Sources in the Conversion Authority loyal to Klein said in response that all personnel changes were made with the full support of both Amar and Druckman, whose professionalism and high moral standards are irreproachable.
"The personnel changes are aimed at making it as easy as possible to convert within the boundaries of the halacha", said the source. "As soon as there is fear that Orthodoxy cannot provide a solution, the way is cleared for Conservative and Reform Judaism. None of us want that."
On Thursday, Amar and Druckman asked Rabbi Yehuda Friss, the Conversion Authority's representative in a conversion committee that deals exclusively with non-Israeli citizens, to halt his work immediately. Friss, a rabbinic judge, is to be transferred to another post.
Friss was replaced by Rafi Dayan, an Amar aide who lacks training as a rabbinic judge.
A high-ranking source in the Conversion Authority, commenting on Friss's dismissal, said that the appointment of Dayan marked a change in orientation.
"We want our representative to be an administrative, not a halachic, figure," said the source. "Someone who can decide whether it is technically feasible for a given person to begin the conversion, not someone who will judge whether that person is honest about his or her intention to convert."
A source loyal to Friss said that his loss would be a blow to the Conversion Authority.
"Friss's work is the most sensitive in the entire authority," said the source. "And he did it exceedingly well.
"He has built up the trust of the Interior Ministry over the years which enables a special working relationship. He has stopped working for just a day and already we are getting complaints."
Another casualty of the internal struggle was Rabbi Eliyahu Maimon, administrative head of the special conversion courts. Over a month ago Druckman and Amar changed procedural directives that resulted in Maimon's disempowerment. Maimon was directed to stop checking and approving prospective converts' files. However, Maimon refused.
"The definition of Maimon's position includes being responsible for those files," said a source close to Maimon. "If something goes wrong, Maimon will be blamed, not Druckman, Amar or Klein."
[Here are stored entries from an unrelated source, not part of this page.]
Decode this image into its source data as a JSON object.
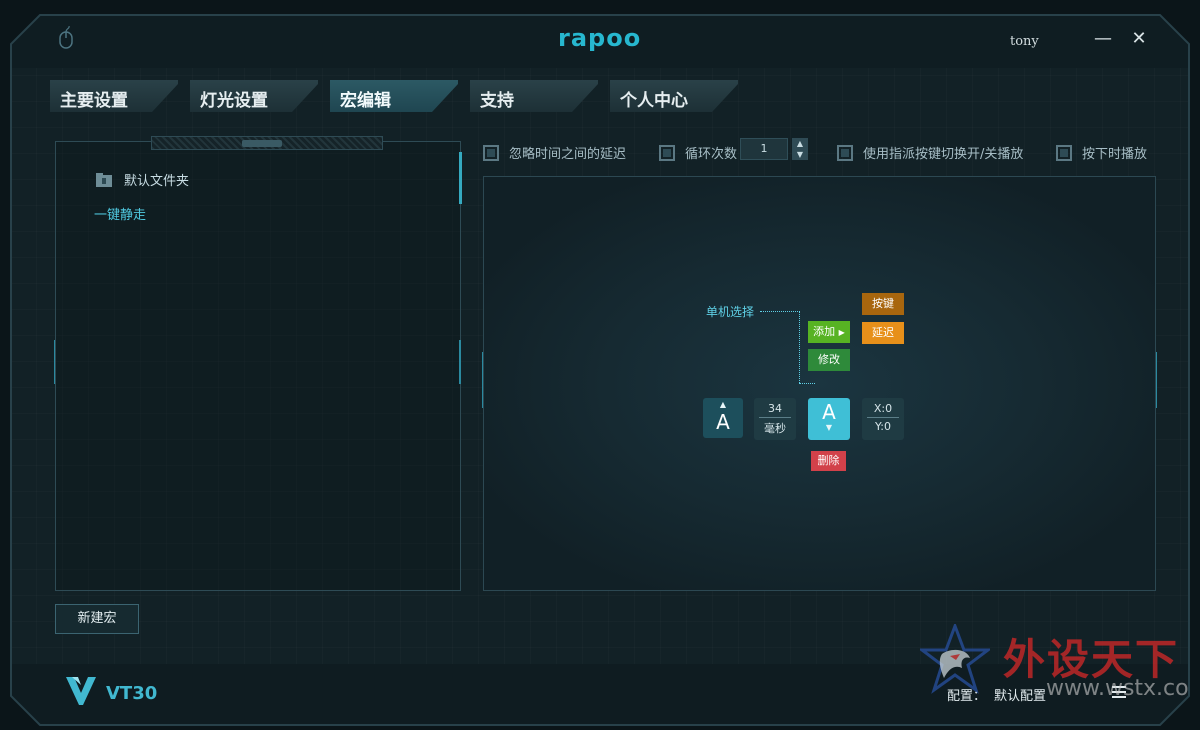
{
  "app": {
    "logo": "rapoo",
    "username": "tony",
    "minimize_symbol": "—",
    "close_symbol": "✕",
    "model": "VT30"
  },
  "tabs": [
    {
      "label": "主要设置",
      "active": false
    },
    {
      "label": "灯光设置",
      "active": false
    },
    {
      "label": "宏编辑",
      "active": true
    },
    {
      "label": "支持",
      "active": false
    },
    {
      "label": "个人中心",
      "active": false
    }
  ],
  "left_panel": {
    "folder_label": "默认文件夹",
    "macro_item": "一键静走",
    "new_macro_button": "新建宏"
  },
  "options": {
    "ignore_delay": "忽略时间之间的延迟",
    "loop_count_label": "循环次数",
    "loop_count_value": "1",
    "toggle_play": "使用指派按键切换开/关播放",
    "play_on_press": "按下时播放"
  },
  "editor": {
    "single_select": "单机选择",
    "add_button": "添加",
    "edit_button": "修改",
    "key_button": "按键",
    "delay_button": "延迟",
    "delete_button": "删除",
    "key_press_label": "A",
    "key_release_label": "A",
    "delay_value": "34",
    "delay_unit": "毫秒",
    "x_value": "X:0",
    "y_value": "Y:0"
  },
  "bottom": {
    "config_label": "配置：",
    "config_value": "默认配置"
  },
  "watermark": {
    "text": "外设天下",
    "url": "www.wstx.com"
  },
  "colors": {
    "accent": "#27b7cf",
    "add": "#57b323",
    "edit": "#2e8a3a",
    "key": "#a8660e",
    "delay": "#e7901a",
    "delete": "#d2414a"
  }
}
In protest of Maimon's insistence on examining the conversion documents anyway and in an attempt to pressure him to desist, Dayan - who, in addition to replacing Friss has also replaced Maimon as the official authorized to check these same documents - was ordered by Amar and Druckman to stop signing these papers.
The stubborness on both sides has resulted in a backlog of files of converts who have completed all the stages of conversion but lack the official documentation proving it.
Maimon's reduction in powers came after the Civil Service Commission, which is responsible for hiring and firing state employees, blocked an attempt by Klein and Druckman to fire Maimon.
The Conversion Authority was created two years ago to make the conversion process smoother. According to the Central Bureau of Statistics, at the beginning of 2005 there were approximately 296,000 Israeli citizens who immigrated to Israel under the Law of Return, mostly from the former Soviet Union, but who were not Jewish according to halacha.
Conversion is considered a partial solution to the problem of intermarriage in Israel. However, the demands of Orthodoxy scare away many prospective converts. The Conversion Authority's goal is to make the conversion process as user-friendly as possible without abandoning the strictures of Orthodoxy.
The struggle within the Conversion Authority underscores the tension that exists between attempts to streamline conversions while at the same time protecting the boundraries of Orthodoxy.